Four forces act on a hot-air balloon with F1 = 1660 N and F2 = 5040 N , shown from the side in Figure 4-29. Find the magnitude and direction of the resultant force on the balloon.
N
° (counterclockwise from the horizontal)
990
To find the magnitude and direction of the resultant force on the balloon, we need to first determine the horizontal and vertical components of the forces.
Let's assume that the forces F1 and F2 are acting in the positive x-direction. Since the forces are shown from the side, we can assume that there are no vertical forces acting on the balloon. Therefore, the vertical component of the forces will be zero.
Now, let's find the horizontal components of the forces:
Horizontal component of F1 (F1x) = F1 * cos(0°) = 1660 N * cos(0°) = 1660 N
Horizontal component of F2 (F2x) = F2 * cos(0°) = 5040 N * cos(0°) = 5040 N
Now, let's find the vertical components of the forces:
Vertical component of F1 (F1y) = F1 * sin(0°) = 1660 N * sin(0°) = 0 N
Vertical component of F2 (F2y) = F2 * sin(0°) = 5040 N * sin(0°) = 0 N
Since the vertical components of both forces are zero, the net vertical force on the balloon is also zero.
Now, let's find the horizontal net force by adding the horizontal components of the forces:
Horizontal net force (Fx) = F1x + F2x = 1660 N + 5040 N = 6700 N
The magnitude of the net force is given by the Pythagorean theorem:
Magnitude of the net force (Fnet) = sqrt((Fx)^2 + (Fy)^2) = sqrt((6700 N)^2 + (0 N)^2) = sqrt(44,890,000 N^2) = 6700 N
So, the magnitude of the resultant force on the balloon is 6700 N.
Since the vertical component is zero and the horizontal component is positive, the direction of the resultant force is 0° (counterclockwise from the horizontal).
To find the resultant force on the hot-air balloon, we need to sum up the individual forces acting on it. In this case, we have two forces, F1 and F2.
To find the magnitude of the resultant force, we use the Pythagorean theorem. The Pythagorean theorem states that the square of the hypotenuse of a right triangle is equal to the sum of the squares of the other two sides.

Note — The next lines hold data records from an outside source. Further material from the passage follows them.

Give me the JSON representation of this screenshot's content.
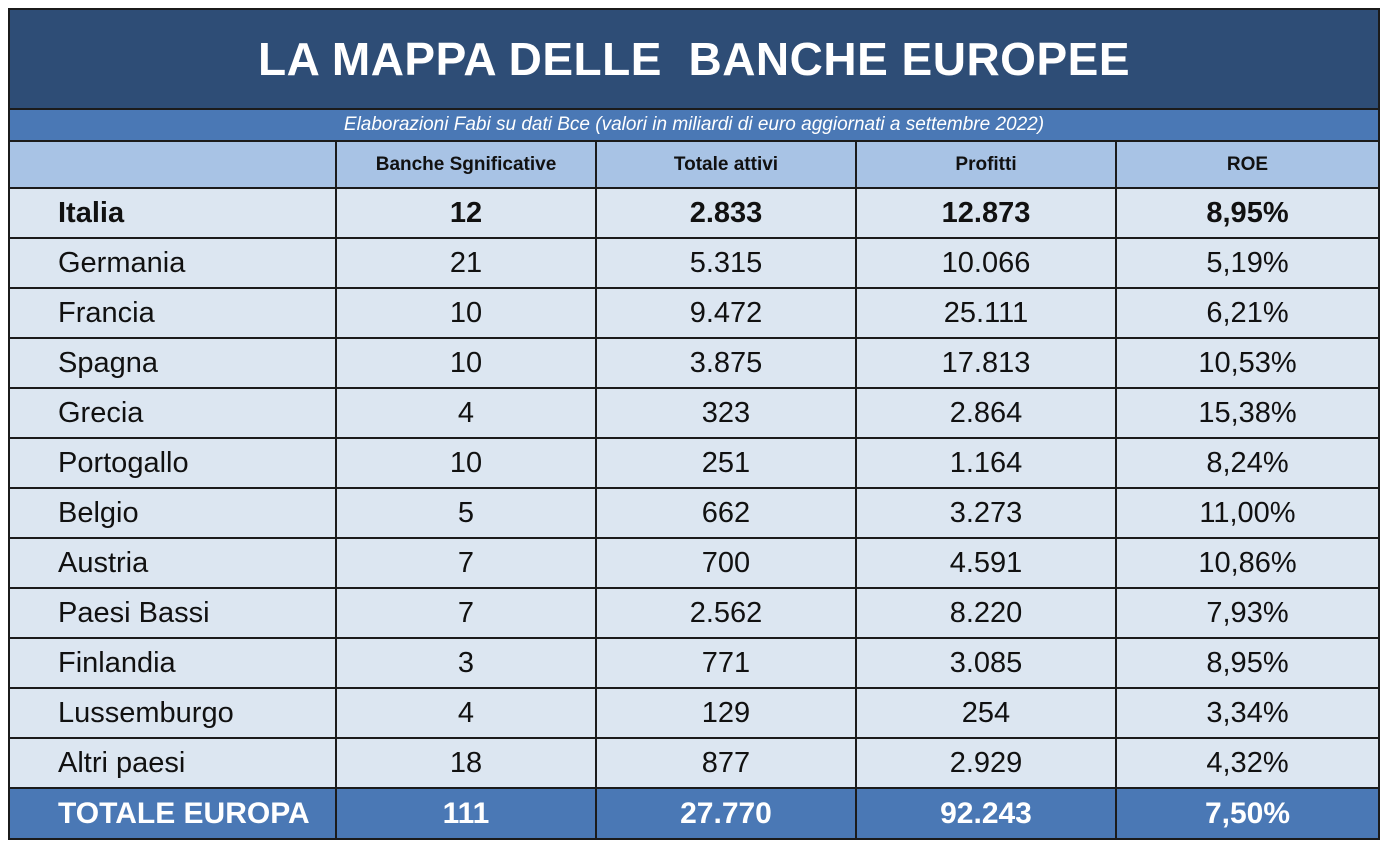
{
  "title": "LA MAPPA DELLE  BANCHE EUROPEE",
  "subtitle": "Elaborazioni Fabi su dati Bce (valori in miliardi di euro aggiornati a settembre 2022)",
  "chart_data": {
    "type": "table",
    "columns": [
      "",
      "Banche Sgnificative",
      "Totale attivi",
      "Profitti",
      "ROE"
    ],
    "rows": [
      {
        "country": "Italia",
        "banche": "12",
        "attivi": "2.833",
        "profitti": "12.873",
        "roe": "8,95%",
        "bold": true
      },
      {
        "country": "Germania",
        "banche": "21",
        "attivi": "5.315",
        "profitti": "10.066",
        "roe": "5,19%"
      },
      {
        "country": "Francia",
        "banche": "10",
        "attivi": "9.472",
        "profitti": "25.111",
        "roe": "6,21%"
      },
      {
        "country": "Spagna",
        "banche": "10",
        "attivi": "3.875",
        "profitti": "17.813",
        "roe": "10,53%"
      },
      {
        "country": "Grecia",
        "banche": "4",
        "attivi": "323",
        "profitti": "2.864",
        "roe": "15,38%"
      },
      {
        "country": "Portogallo",
        "banche": "10",
        "attivi": "251",
        "profitti": "1.164",
        "roe": "8,24%"
      },
      {
        "country": "Belgio",
        "banche": "5",
        "attivi": "662",
        "profitti": "3.273",
        "roe": "11,00%"
      },
      {
        "country": "Austria",
        "banche": "7",
        "attivi": "700",
        "profitti": "4.591",
        "roe": "10,86%"
      },
      {
        "country": "Paesi Bassi",
        "banche": "7",
        "attivi": "2.562",
        "profitti": "8.220",
        "roe": "7,93%"
      },
      {
        "country": "Finlandia",
        "banche": "3",
        "attivi": "771",
        "profitti": "3.085",
        "roe": "8,95%"
      },
      {
        "country": "Lussemburgo",
        "banche": "4",
        "attivi": "129",
        "profitti": "254",
        "roe": "3,34%"
      },
      {
        "country": "Altri paesi",
        "banche": "18",
        "attivi": "877",
        "profitti": "2.929",
        "roe": "4,32%"
      }
    ],
    "total": {
      "country": "TOTALE EUROPA",
      "banche": "111",
      "attivi": "27.770",
      "profitti": "92.243",
      "roe": "7,50%"
    }
  },
  "colors": {
    "title_bg": "#2e4d76",
    "subtitle_bg": "#4a78b5",
    "header_bg": "#a8c3e5",
    "row_bg": "#dce6f1",
    "total_bg": "#4a78b5"
  }
}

So, let's calculate the magnitude of the resultant force using the Pythagorean theorem:
Magnitude of the Resultant force = sqrt(F1^2 + F2^2)
Magnitude of the Resultant force = sqrt(1660^2 + 5040^2)
After calculating this, we get the magnitude of the resultant force.
To determine the direction of the resultant force, we can use trigonometry. We can calculate the angle between the resultant force and the horizontal axis by using the inverse tangent (arctan) function.
Direction of the Resultant force = arctan(F2 / F1)
After calculating this, we get the direction of the resultant force.
Now you can plug in the values and calculate the magnitude and direction of the resultant force using the given values for F1 and F2.